Spain’s La Caixa banking group plans to sell a stake in its real estate management company to tap demand from investors seeking to profit from the country’s property crash, people familiar with the plans said.
La Caixa, which owns Spain’s third-biggest bank, plans to offer investors a stake in the property management division it created as part of last month’s reorganization of its real estate arm, ServiHabitat, said the people, who asked not to be named because the information hasn’t been made public.
Investors are looking for ways to profit from Spanish lenders’ struggle to recover from a property crash that has left the industry with more than 180 billion euros ($233 billion) of soured real estate loans. Like its competitors, La Caixa has been forced to manage properties it repossessed by renting or selling them. Revenue from those operations doubled last year to 1.6 billion euros, according to the lender.

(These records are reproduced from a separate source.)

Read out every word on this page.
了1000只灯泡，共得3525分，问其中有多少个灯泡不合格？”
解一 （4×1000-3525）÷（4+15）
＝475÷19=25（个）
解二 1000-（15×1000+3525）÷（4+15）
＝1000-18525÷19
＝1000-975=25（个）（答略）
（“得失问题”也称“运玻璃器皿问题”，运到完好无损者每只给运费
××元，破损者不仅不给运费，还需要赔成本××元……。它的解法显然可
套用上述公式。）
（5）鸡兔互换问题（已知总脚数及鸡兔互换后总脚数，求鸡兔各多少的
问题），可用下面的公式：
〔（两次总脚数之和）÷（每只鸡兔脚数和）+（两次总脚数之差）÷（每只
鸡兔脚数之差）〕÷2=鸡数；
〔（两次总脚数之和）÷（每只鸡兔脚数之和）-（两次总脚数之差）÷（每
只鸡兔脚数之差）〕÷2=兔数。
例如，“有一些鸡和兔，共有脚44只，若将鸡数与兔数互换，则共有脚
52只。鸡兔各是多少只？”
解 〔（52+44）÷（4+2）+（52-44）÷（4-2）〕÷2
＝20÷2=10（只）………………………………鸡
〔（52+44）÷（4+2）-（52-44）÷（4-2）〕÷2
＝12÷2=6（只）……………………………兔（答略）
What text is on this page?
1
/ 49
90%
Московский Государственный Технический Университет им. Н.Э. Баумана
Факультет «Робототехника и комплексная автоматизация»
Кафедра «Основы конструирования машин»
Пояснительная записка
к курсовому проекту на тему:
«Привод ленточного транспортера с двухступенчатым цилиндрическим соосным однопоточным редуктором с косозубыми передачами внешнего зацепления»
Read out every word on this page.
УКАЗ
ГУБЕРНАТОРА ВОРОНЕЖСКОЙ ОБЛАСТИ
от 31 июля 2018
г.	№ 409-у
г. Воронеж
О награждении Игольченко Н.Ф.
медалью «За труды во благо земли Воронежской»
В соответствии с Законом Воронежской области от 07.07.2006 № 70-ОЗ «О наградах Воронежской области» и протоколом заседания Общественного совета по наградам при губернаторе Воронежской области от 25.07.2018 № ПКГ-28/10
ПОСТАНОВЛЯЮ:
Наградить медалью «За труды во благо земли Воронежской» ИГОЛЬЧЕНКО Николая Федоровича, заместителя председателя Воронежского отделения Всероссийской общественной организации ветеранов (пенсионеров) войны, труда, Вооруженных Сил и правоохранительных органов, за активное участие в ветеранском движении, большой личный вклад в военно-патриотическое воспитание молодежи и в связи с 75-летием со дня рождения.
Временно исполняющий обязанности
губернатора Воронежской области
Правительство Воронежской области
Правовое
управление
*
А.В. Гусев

“A myriad of different players are entering the Spanish servicing market, from traditional international service providers to investors interested in controlling their asset management,” Vanesa Carceller, director for Spain at Bluestone Group, a financial-services specialist investor, said in a telephone interview, without referring to a specific transaction.
A spokeswoman for Barcelona-based La Caixa, who asked not to be named in line with company policy, declined to comment.
The group had net repossessed real estate valued at about 7 billion euros at the end of 2012. As part of a 2011 reorganization of La Caixa, the group transferred most of the real estate assets accumulated before that date to a holding company separate from its publicly traded bank.